Of all the separate inquiries, the only reported response of any significance was a note from Diadiun to Rosen in which the reader rep wrote that Quinn, the NEOMG vice president, is “the one who has made the decisions on this matter.”

Then there’s the coverage of this episode on other websites, many of them with national audiences: Cleveland’s Scene alt-weekly (and also, and also), TechDirt, Wonkette, MSNBC, Talking Points Memo, WAKR. This is not an obscure story. (I’m probably missing examples in both categories—please email me if you know of more).

It’s not unusual for management at NEOMG and The Plain Dealer to decline to address criticism. CJR has published several stories about labor disputes or declining morale at The Plain Dealer, related to the rise of NEOMG. Each time, management has declined to comment. (Quinn did talk, though, when we asked about the outlets’ new in-house factchecking feature.)

That’s frustrating. But those stories are also largely inside-baseball, and NEOMG and The Plain Dealer are part of Advance Publications, which, in general, don’t talk much about internal operations.

This case is different. Removing the video was a public editorial decision, and the decision has drawn a lot of public discussion.

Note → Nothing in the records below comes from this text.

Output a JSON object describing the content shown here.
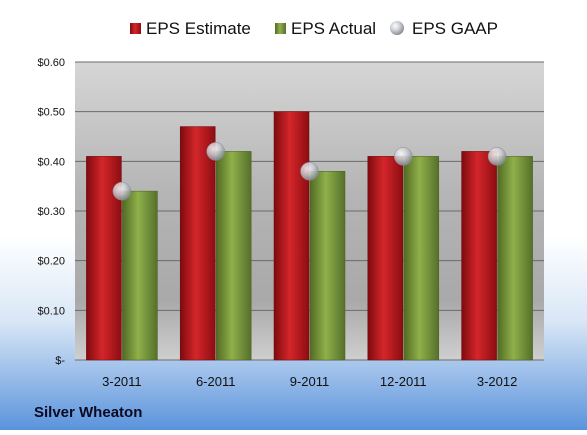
{
  "colors": {
    "estimate": "#c0161c",
    "actual": "#7a9a3a",
    "gaap": "#b8bcc4",
    "grid": "#6b6b6b"
  },
  "chart_data": {
    "type": "bar",
    "categories": [
      "3-2011",
      "6-2011",
      "9-2011",
      "12-2011",
      "3-2012"
    ],
    "series": [
      {
        "name": "EPS Estimate",
        "type": "bar",
        "values": [
          0.41,
          0.47,
          0.5,
          0.41,
          0.42
        ]
      },
      {
        "name": "EPS Actual",
        "type": "bar",
        "values": [
          0.34,
          0.42,
          0.38,
          0.41,
          0.41
        ]
      },
      {
        "name": "EPS GAAP",
        "type": "marker",
        "values": [
          0.34,
          0.42,
          0.38,
          0.41,
          0.41
        ]
      }
    ],
    "y_ticks": [
      0,
      0.1,
      0.2,
      0.3,
      0.4,
      0.5,
      0.6
    ],
    "y_tick_labels": [
      "$-",
      "$0.10",
      "$0.20",
      "$0.30",
      "$0.40",
      "$0.50",
      "$0.60"
    ],
    "ylim": [
      0,
      0.6
    ],
    "grid": true,
    "legend_position": "top",
    "title": "",
    "footer_label": "Silver Wheaton"
  }
}
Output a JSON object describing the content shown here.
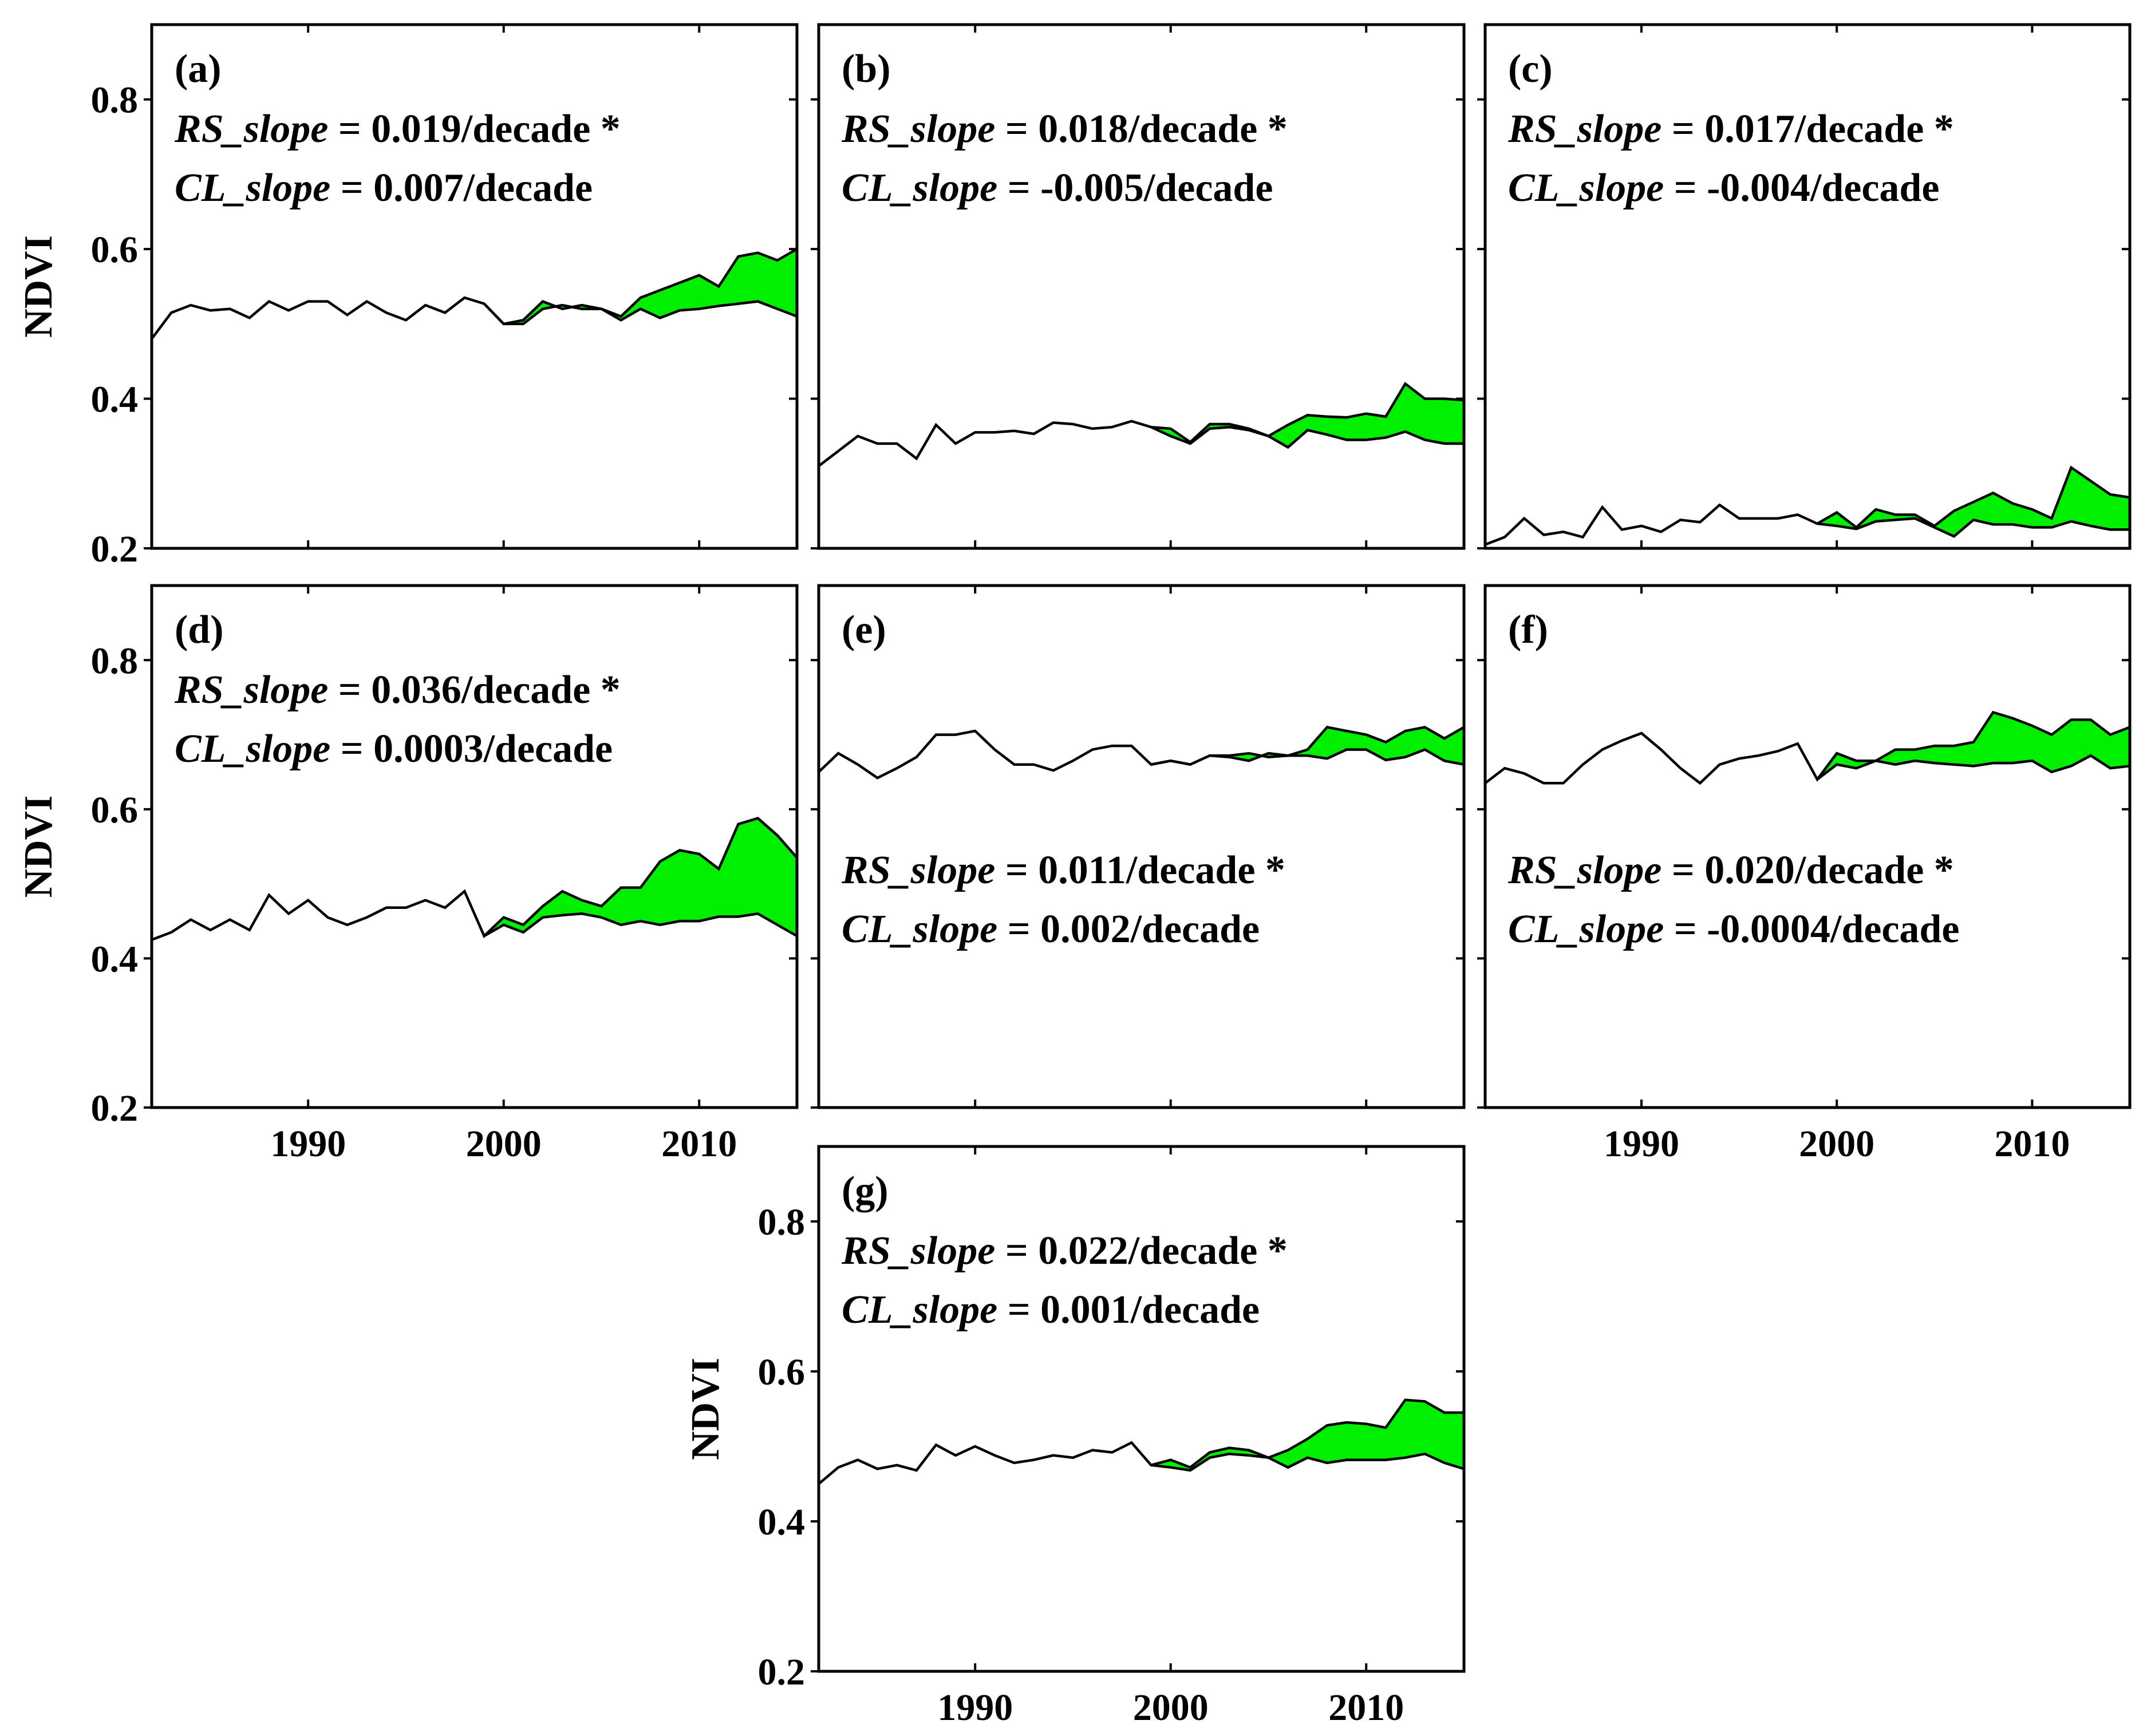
{
  "figure": {
    "accent_fill": "#00ee00",
    "line_color": "#000000"
  },
  "chart_data": [
    {
      "id": "a",
      "type": "line",
      "label": "(a)",
      "rs_label": "RS_slope",
      "rs_value": "= 0.019/decade *",
      "cl_label": "CL_slope",
      "cl_value": "= 0.007/decade",
      "ylabel": "NDVI",
      "xlabel": "",
      "xlim": [
        1982,
        2015
      ],
      "ylim": [
        0.2,
        0.9
      ],
      "yticks": [
        0.2,
        0.4,
        0.6,
        0.8
      ],
      "ytick_labels": [
        "0.2",
        "0.4",
        "0.6",
        "0.8"
      ],
      "xticks": [
        1990,
        2000,
        2010
      ],
      "xtick_labels": [],
      "series": [
        {
          "name": "RS",
          "x": [
            1982,
            1983,
            1984,
            1985,
            1986,
            1987,
            1988,
            1989,
            1990,
            1991,
            1992,
            1993,
            1994,
            1995,
            1996,
            1997,
            1998,
            1999,
            2000,
            2001,
            2002,
            2003,
            2004,
            2005,
            2006,
            2007,
            2008,
            2009,
            2010,
            2011,
            2012,
            2013,
            2014,
            2015
          ],
          "values": [
            0.48,
            0.515,
            0.525,
            0.518,
            0.52,
            0.508,
            0.53,
            0.518,
            0.53,
            0.53,
            0.512,
            0.53,
            0.515,
            0.505,
            0.525,
            0.515,
            0.535,
            0.527,
            0.5,
            0.505,
            0.53,
            0.52,
            0.525,
            0.52,
            0.51,
            0.535,
            0.545,
            0.555,
            0.565,
            0.55,
            0.59,
            0.595,
            0.585,
            0.6
          ]
        },
        {
          "name": "CL",
          "x": [
            1999,
            2000,
            2001,
            2002,
            2003,
            2004,
            2005,
            2006,
            2007,
            2008,
            2009,
            2010,
            2011,
            2012,
            2013,
            2014,
            2015
          ],
          "values": [
            0.527,
            0.5,
            0.5,
            0.52,
            0.525,
            0.52,
            0.52,
            0.505,
            0.52,
            0.508,
            0.518,
            0.52,
            0.524,
            0.527,
            0.53,
            0.52,
            0.51
          ]
        }
      ]
    },
    {
      "id": "b",
      "type": "line",
      "label": "(b)",
      "rs_label": "RS_slope",
      "rs_value": "= 0.018/decade *",
      "cl_label": "CL_slope",
      "cl_value": "= -0.005/decade",
      "ylabel": "",
      "xlabel": "",
      "xlim": [
        1982,
        2015
      ],
      "ylim": [
        0.2,
        0.9
      ],
      "yticks": [
        0.2,
        0.4,
        0.6,
        0.8
      ],
      "ytick_labels": [],
      "xticks": [
        1990,
        2000,
        2010
      ],
      "xtick_labels": [],
      "series": [
        {
          "name": "RS",
          "x": [
            1982,
            1983,
            1984,
            1985,
            1986,
            1987,
            1988,
            1989,
            1990,
            1991,
            1992,
            1993,
            1994,
            1995,
            1996,
            1997,
            1998,
            1999,
            2000,
            2001,
            2002,
            2003,
            2004,
            2005,
            2006,
            2007,
            2008,
            2009,
            2010,
            2011,
            2012,
            2013,
            2014,
            2015
          ],
          "values": [
            0.31,
            0.33,
            0.35,
            0.34,
            0.34,
            0.32,
            0.365,
            0.34,
            0.355,
            0.355,
            0.357,
            0.353,
            0.368,
            0.366,
            0.36,
            0.362,
            0.37,
            0.362,
            0.36,
            0.342,
            0.366,
            0.366,
            0.36,
            0.35,
            0.365,
            0.378,
            0.376,
            0.375,
            0.38,
            0.376,
            0.42,
            0.4,
            0.4,
            0.398
          ]
        },
        {
          "name": "CL",
          "x": [
            1999,
            2000,
            2001,
            2002,
            2003,
            2004,
            2005,
            2006,
            2007,
            2008,
            2009,
            2010,
            2011,
            2012,
            2013,
            2014,
            2015
          ],
          "values": [
            0.362,
            0.35,
            0.34,
            0.36,
            0.362,
            0.358,
            0.35,
            0.335,
            0.358,
            0.352,
            0.345,
            0.345,
            0.348,
            0.356,
            0.345,
            0.34,
            0.34
          ]
        }
      ]
    },
    {
      "id": "c",
      "type": "line",
      "label": "(c)",
      "rs_label": "RS_slope",
      "rs_value": "= 0.017/decade *",
      "cl_label": "CL_slope",
      "cl_value": "= -0.004/decade",
      "ylabel": "",
      "xlabel": "",
      "xlim": [
        1982,
        2015
      ],
      "ylim": [
        0.2,
        0.9
      ],
      "yticks": [
        0.2,
        0.4,
        0.6,
        0.8
      ],
      "ytick_labels": [],
      "xticks": [
        1990,
        2000,
        2010
      ],
      "xtick_labels": [],
      "series": [
        {
          "name": "RS",
          "x": [
            1982,
            1983,
            1984,
            1985,
            1986,
            1987,
            1988,
            1989,
            1990,
            1991,
            1992,
            1993,
            1994,
            1995,
            1996,
            1997,
            1998,
            1999,
            2000,
            2001,
            2002,
            2003,
            2004,
            2005,
            2006,
            2007,
            2008,
            2009,
            2010,
            2011,
            2012,
            2013,
            2014,
            2015
          ],
          "values": [
            0.205,
            0.215,
            0.24,
            0.218,
            0.222,
            0.215,
            0.255,
            0.225,
            0.23,
            0.222,
            0.238,
            0.235,
            0.258,
            0.24,
            0.24,
            0.24,
            0.245,
            0.233,
            0.248,
            0.228,
            0.252,
            0.245,
            0.245,
            0.23,
            0.25,
            0.262,
            0.274,
            0.26,
            0.252,
            0.24,
            0.308,
            0.29,
            0.272,
            0.268
          ]
        },
        {
          "name": "CL",
          "x": [
            1999,
            2000,
            2001,
            2002,
            2003,
            2004,
            2005,
            2006,
            2007,
            2008,
            2009,
            2010,
            2011,
            2012,
            2013,
            2014,
            2015
          ],
          "values": [
            0.233,
            0.23,
            0.226,
            0.236,
            0.238,
            0.24,
            0.228,
            0.216,
            0.238,
            0.232,
            0.232,
            0.228,
            0.228,
            0.236,
            0.23,
            0.225,
            0.225
          ]
        }
      ]
    },
    {
      "id": "d",
      "type": "line",
      "label": "(d)",
      "rs_label": "RS_slope",
      "rs_value": "= 0.036/decade *",
      "cl_label": "CL_slope",
      "cl_value": "= 0.0003/decade",
      "ylabel": "NDVI",
      "xlabel": "",
      "xlim": [
        1982,
        2015
      ],
      "ylim": [
        0.2,
        0.9
      ],
      "yticks": [
        0.2,
        0.4,
        0.6,
        0.8
      ],
      "ytick_labels": [
        "0.2",
        "0.4",
        "0.6",
        "0.8"
      ],
      "xticks": [
        1990,
        2000,
        2010
      ],
      "xtick_labels": [
        "1990",
        "2000",
        "2010"
      ],
      "series": [
        {
          "name": "RS",
          "x": [
            1982,
            1983,
            1984,
            1985,
            1986,
            1987,
            1988,
            1989,
            1990,
            1991,
            1992,
            1993,
            1994,
            1995,
            1996,
            1997,
            1998,
            1999,
            2000,
            2001,
            2002,
            2003,
            2004,
            2005,
            2006,
            2007,
            2008,
            2009,
            2010,
            2011,
            2012,
            2013,
            2014,
            2015
          ],
          "values": [
            0.425,
            0.435,
            0.452,
            0.438,
            0.452,
            0.438,
            0.485,
            0.46,
            0.478,
            0.455,
            0.445,
            0.455,
            0.468,
            0.468,
            0.478,
            0.468,
            0.49,
            0.43,
            0.455,
            0.445,
            0.47,
            0.49,
            0.478,
            0.47,
            0.495,
            0.495,
            0.53,
            0.545,
            0.54,
            0.52,
            0.58,
            0.588,
            0.565,
            0.535
          ]
        },
        {
          "name": "CL",
          "x": [
            1999,
            2000,
            2001,
            2002,
            2003,
            2004,
            2005,
            2006,
            2007,
            2008,
            2009,
            2010,
            2011,
            2012,
            2013,
            2014,
            2015
          ],
          "values": [
            0.43,
            0.445,
            0.435,
            0.455,
            0.458,
            0.46,
            0.455,
            0.445,
            0.45,
            0.445,
            0.45,
            0.45,
            0.456,
            0.456,
            0.46,
            0.445,
            0.43
          ]
        }
      ]
    },
    {
      "id": "e",
      "type": "line",
      "label": "(e)",
      "rs_label": "RS_slope",
      "rs_value": "= 0.011/decade *",
      "cl_label": "CL_slope",
      "cl_value": "= 0.002/decade",
      "ylabel": "",
      "xlabel": "",
      "xlim": [
        1982,
        2015
      ],
      "ylim": [
        0.2,
        0.9
      ],
      "yticks": [
        0.2,
        0.4,
        0.6,
        0.8
      ],
      "ytick_labels": [],
      "xticks": [
        1990,
        2000,
        2010
      ],
      "xtick_labels": [],
      "series": [
        {
          "name": "RS",
          "x": [
            1982,
            1983,
            1984,
            1985,
            1986,
            1987,
            1988,
            1989,
            1990,
            1991,
            1992,
            1993,
            1994,
            1995,
            1996,
            1997,
            1998,
            1999,
            2000,
            2001,
            2002,
            2003,
            2004,
            2005,
            2006,
            2007,
            2008,
            2009,
            2010,
            2011,
            2012,
            2013,
            2014,
            2015
          ],
          "values": [
            0.65,
            0.675,
            0.66,
            0.642,
            0.655,
            0.67,
            0.7,
            0.7,
            0.705,
            0.68,
            0.66,
            0.66,
            0.652,
            0.665,
            0.68,
            0.685,
            0.685,
            0.66,
            0.665,
            0.66,
            0.672,
            0.672,
            0.675,
            0.67,
            0.672,
            0.68,
            0.71,
            0.705,
            0.7,
            0.69,
            0.705,
            0.71,
            0.695,
            0.71
          ]
        },
        {
          "name": "CL",
          "x": [
            1999,
            2000,
            2001,
            2002,
            2003,
            2004,
            2005,
            2006,
            2007,
            2008,
            2009,
            2010,
            2011,
            2012,
            2013,
            2014,
            2015
          ],
          "values": [
            0.66,
            0.665,
            0.66,
            0.672,
            0.67,
            0.665,
            0.675,
            0.672,
            0.672,
            0.668,
            0.68,
            0.68,
            0.666,
            0.67,
            0.68,
            0.665,
            0.66
          ]
        }
      ]
    },
    {
      "id": "f",
      "type": "line",
      "label": "(f)",
      "rs_label": "RS_slope",
      "rs_value": "= 0.020/decade *",
      "cl_label": "CL_slope",
      "cl_value": "= -0.0004/decade",
      "ylabel": "",
      "xlabel": "",
      "xlim": [
        1982,
        2015
      ],
      "ylim": [
        0.2,
        0.9
      ],
      "yticks": [
        0.2,
        0.4,
        0.6,
        0.8
      ],
      "ytick_labels": [],
      "xticks": [
        1990,
        2000,
        2010
      ],
      "xtick_labels": [
        "1990",
        "2000",
        "2010"
      ],
      "series": [
        {
          "name": "RS",
          "x": [
            1982,
            1983,
            1984,
            1985,
            1986,
            1987,
            1988,
            1989,
            1990,
            1991,
            1992,
            1993,
            1994,
            1995,
            1996,
            1997,
            1998,
            1999,
            2000,
            2001,
            2002,
            2003,
            2004,
            2005,
            2006,
            2007,
            2008,
            2009,
            2010,
            2011,
            2012,
            2013,
            2014,
            2015
          ],
          "values": [
            0.635,
            0.655,
            0.648,
            0.635,
            0.635,
            0.66,
            0.68,
            0.692,
            0.702,
            0.68,
            0.655,
            0.635,
            0.66,
            0.668,
            0.672,
            0.678,
            0.688,
            0.64,
            0.675,
            0.665,
            0.665,
            0.68,
            0.68,
            0.685,
            0.685,
            0.69,
            0.73,
            0.722,
            0.712,
            0.7,
            0.72,
            0.72,
            0.7,
            0.71
          ]
        },
        {
          "name": "CL",
          "x": [
            1999,
            2000,
            2001,
            2002,
            2003,
            2004,
            2005,
            2006,
            2007,
            2008,
            2009,
            2010,
            2011,
            2012,
            2013,
            2014,
            2015
          ],
          "values": [
            0.64,
            0.66,
            0.655,
            0.665,
            0.66,
            0.665,
            0.662,
            0.66,
            0.658,
            0.662,
            0.662,
            0.665,
            0.65,
            0.658,
            0.672,
            0.655,
            0.658
          ]
        }
      ]
    },
    {
      "id": "g",
      "type": "line",
      "label": "(g)",
      "rs_label": "RS_slope",
      "rs_value": "= 0.022/decade *",
      "cl_label": "CL_slope",
      "cl_value": "= 0.001/decade",
      "ylabel": "NDVI",
      "xlabel": "",
      "xlim": [
        1982,
        2015
      ],
      "ylim": [
        0.2,
        0.9
      ],
      "yticks": [
        0.2,
        0.4,
        0.6,
        0.8
      ],
      "ytick_labels": [
        "0.2",
        "0.4",
        "0.6",
        "0.8"
      ],
      "xticks": [
        1990,
        2000,
        2010
      ],
      "xtick_labels": [
        "1990",
        "2000",
        "2010"
      ],
      "series": [
        {
          "name": "RS",
          "x": [
            1982,
            1983,
            1984,
            1985,
            1986,
            1987,
            1988,
            1989,
            1990,
            1991,
            1992,
            1993,
            1994,
            1995,
            1996,
            1997,
            1998,
            1999,
            2000,
            2001,
            2002,
            2003,
            2004,
            2005,
            2006,
            2007,
            2008,
            2009,
            2010,
            2011,
            2012,
            2013,
            2014,
            2015
          ],
          "values": [
            0.45,
            0.472,
            0.482,
            0.47,
            0.475,
            0.468,
            0.502,
            0.488,
            0.5,
            0.488,
            0.478,
            0.482,
            0.488,
            0.485,
            0.495,
            0.492,
            0.505,
            0.475,
            0.482,
            0.472,
            0.492,
            0.498,
            0.495,
            0.485,
            0.495,
            0.51,
            0.528,
            0.532,
            0.53,
            0.525,
            0.562,
            0.56,
            0.545,
            0.545
          ]
        },
        {
          "name": "CL",
          "x": [
            1999,
            2000,
            2001,
            2002,
            2003,
            2004,
            2005,
            2006,
            2007,
            2008,
            2009,
            2010,
            2011,
            2012,
            2013,
            2014,
            2015
          ],
          "values": [
            0.475,
            0.472,
            0.468,
            0.485,
            0.49,
            0.488,
            0.485,
            0.472,
            0.485,
            0.478,
            0.482,
            0.482,
            0.482,
            0.485,
            0.49,
            0.478,
            0.47
          ]
        }
      ]
    }
  ]
}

Give NEOMG the benefit of the doubt, and assume for the sake of argument that the video was removed for good reason, like one of the scenarios mooted here. Or, even, the scenario outlined by Rosen here. It should be a straightforward thing for a news organization—especially one that prides itself on engagement!—to offer an explanation.

Instead, the top editor is ignoring calls and emails, the reader rep will apparently not be writing about any of this, and the original article doesn’t even carry an update to note the video’s disappearance. As former former Plain Dealer columnist Connie Schultz writes on Facebook: “The lack of disclosure raises questions and fuels speculation.” It becomes harder to give the benefit of the doubt.

This is how Jill Miller Zimon, a freelance writer and political advocate in Ohio, described the consequences of the silence:

…NEOMG’s failure to provide a public explanation, let alone leave the video up, goes beyond a kick in the collective gut. Absent even the lamest of public explanations, this behavior lends itself to an interpretation that they don’t care how their behavior jeopardizes the community’s striving toward high expectations, high standards and high achievement, particularly in the areas of openness, transparency or public engagement. And, it would seem, again absent their public explaining, that they don’t care that we care. How ironic that this mirrors the very behavior we would see on display in the video we cannot currently access in its entirety.

“They don’t care that we care.” That’s a dangerous place.